This project contains the official implementation of the NeurIPS 2025 poster paper Exploring Semantic-constrained Adversarial Example with Instruction Uncertainty Reduction.

Project Website: https://semanticae.github.io.

1. Setup environment:

   # install torch based on your cuda version
   pip install torch==2.4.1 torchvision==0.19.1 --index-url https://download.pytorch.org/whl/cu124 # (modify to your specific cuda version)
   
   # install other requirements
   pip install -r requirements.txt

2. Demo run:

   export PYTHONPATH=./:./sources_root
   python ./sources_root/resadv_ddim/masked_2d_generation.py

   Results:

   	Exemplar Image	SemanticAE
   Content
   Resnet50	Jellyfish (0.7942)	Goldfish(0.9992)
   ViT-B/16 (Transfer Attack)	Jellyfish (0.7103)	Goldfish(0.4447)

3. Generate and evaluate ImageNet adversarial examples:

   cd sources_root/resadv_ddim
   bash run.sh

   Please refer to run.sh for details. In addition, we use surrogate & targe models defined in BlackboxBench, see ./sources_root/surrogate_models/models_blackboxbench for details.

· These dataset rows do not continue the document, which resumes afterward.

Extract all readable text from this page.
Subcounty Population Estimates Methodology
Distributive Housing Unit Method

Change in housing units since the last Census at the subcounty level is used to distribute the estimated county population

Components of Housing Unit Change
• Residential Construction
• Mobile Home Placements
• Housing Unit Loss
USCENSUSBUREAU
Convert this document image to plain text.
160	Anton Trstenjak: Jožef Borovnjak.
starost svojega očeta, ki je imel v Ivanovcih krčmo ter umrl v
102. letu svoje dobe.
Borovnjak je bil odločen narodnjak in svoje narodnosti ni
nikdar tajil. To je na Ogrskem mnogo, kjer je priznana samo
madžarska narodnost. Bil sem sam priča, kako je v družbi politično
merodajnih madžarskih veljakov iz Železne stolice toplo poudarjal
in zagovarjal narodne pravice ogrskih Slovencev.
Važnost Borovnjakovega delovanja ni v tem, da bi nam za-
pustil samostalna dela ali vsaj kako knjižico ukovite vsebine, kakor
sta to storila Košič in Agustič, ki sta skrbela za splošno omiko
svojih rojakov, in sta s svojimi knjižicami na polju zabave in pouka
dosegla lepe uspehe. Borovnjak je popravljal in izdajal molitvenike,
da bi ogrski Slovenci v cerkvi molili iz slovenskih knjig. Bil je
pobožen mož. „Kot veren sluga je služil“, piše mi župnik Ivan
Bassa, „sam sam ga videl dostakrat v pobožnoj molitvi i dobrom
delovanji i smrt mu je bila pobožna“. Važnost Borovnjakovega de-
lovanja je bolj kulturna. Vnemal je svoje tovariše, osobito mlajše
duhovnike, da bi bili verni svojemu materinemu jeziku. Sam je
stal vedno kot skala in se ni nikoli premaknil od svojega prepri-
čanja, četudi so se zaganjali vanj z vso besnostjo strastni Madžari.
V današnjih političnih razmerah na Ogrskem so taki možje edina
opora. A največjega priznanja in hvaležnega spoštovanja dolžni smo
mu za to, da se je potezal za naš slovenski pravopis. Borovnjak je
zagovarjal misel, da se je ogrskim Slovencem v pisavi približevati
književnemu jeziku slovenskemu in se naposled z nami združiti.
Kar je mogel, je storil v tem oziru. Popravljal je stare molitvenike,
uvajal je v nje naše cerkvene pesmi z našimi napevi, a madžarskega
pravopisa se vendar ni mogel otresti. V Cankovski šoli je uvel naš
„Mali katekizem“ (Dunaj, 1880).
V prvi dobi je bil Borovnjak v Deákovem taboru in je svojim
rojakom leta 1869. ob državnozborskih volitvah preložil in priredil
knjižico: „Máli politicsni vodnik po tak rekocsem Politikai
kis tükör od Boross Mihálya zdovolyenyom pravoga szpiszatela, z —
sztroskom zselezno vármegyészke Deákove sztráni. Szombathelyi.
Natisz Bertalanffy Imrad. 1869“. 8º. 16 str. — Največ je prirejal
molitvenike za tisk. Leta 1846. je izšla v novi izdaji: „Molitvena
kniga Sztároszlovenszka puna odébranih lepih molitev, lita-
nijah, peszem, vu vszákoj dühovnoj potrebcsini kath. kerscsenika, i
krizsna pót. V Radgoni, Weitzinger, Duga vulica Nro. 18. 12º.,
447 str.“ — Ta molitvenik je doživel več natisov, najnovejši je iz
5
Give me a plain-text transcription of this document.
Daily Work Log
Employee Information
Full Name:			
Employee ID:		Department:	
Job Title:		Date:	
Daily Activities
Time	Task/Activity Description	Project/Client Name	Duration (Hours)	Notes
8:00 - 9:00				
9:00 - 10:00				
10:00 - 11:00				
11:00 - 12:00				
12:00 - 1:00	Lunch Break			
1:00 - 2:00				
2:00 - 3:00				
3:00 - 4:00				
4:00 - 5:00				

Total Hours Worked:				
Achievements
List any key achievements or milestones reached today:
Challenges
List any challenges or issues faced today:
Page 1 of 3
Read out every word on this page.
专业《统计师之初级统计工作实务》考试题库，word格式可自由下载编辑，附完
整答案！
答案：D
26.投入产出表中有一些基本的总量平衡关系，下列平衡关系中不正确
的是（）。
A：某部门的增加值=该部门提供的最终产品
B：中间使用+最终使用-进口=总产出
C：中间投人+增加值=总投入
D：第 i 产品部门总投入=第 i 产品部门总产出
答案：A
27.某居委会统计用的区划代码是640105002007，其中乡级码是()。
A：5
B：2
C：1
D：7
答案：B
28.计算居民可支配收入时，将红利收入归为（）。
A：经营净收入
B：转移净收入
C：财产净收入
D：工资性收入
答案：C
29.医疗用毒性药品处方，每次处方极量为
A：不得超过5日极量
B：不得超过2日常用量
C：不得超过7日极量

This projects follows the structure of https://github.com/hujinCN/aiworkflow/

1. resadv_ddim module: Contains core adversarial attack generation algorithms

   • model.py implements the basic diffusion model attack framework
   • masked_2d_generation.py extends the base model with mask mechanism & attack losses.
   • evaluation directory contains test scripts

2. image_evaluation module: Responsible for evaluating generated adversarial examples

   • datasets.py defines dataset loaders
   • metrics.py implements various evaluation metrics
   • evaluator.py is the main evaluation program

3. workflow module: Provides standardized project configuration and utilities

   • standarization.py handles configuration files and parameter parsing
   • Other auxiliary utility functions

4. imagenet_analytics module: Handles ImageNet labels and category information

   • Contains coarse-grained label definition files

5. configs/semanticae module: YAML format configuration files

   • Defines configuration parameters for different models and evaluation tasks

Our code references the following projects:

• Diffusion Guided Adversarial Attacks: SD-NAE, Adv-Diff, VENOM
• Benchmarks: BlackboxBench, TransferAttack
• The code in sources_root/surrogate_models/models_blackboxbench is for evaluation purposes only and is licensed under CC BY-NC 4.0, see LICENSE.
• The code for 3D adversarial example Demo is based on the Trellis project, under MIT License.

@inproceedings{
  hu2025exploring,
  title={Exploring Semantic-constrained Adversarial  Example with Instruction Uncertainty Reduction},
  author={Jin Hu and Jiakai Wang and Linna Jing and Haolin Li and Haodong Liu and Haotong Qin and Aishan Liu and Ke Xu and Xianglong Liu},
  booktitle={The Thirty-ninth Annual Conference on Neural Information Processing Systems},
  year={2025}
}

This project is licensed under the MIT License - see the LICENSE file for details.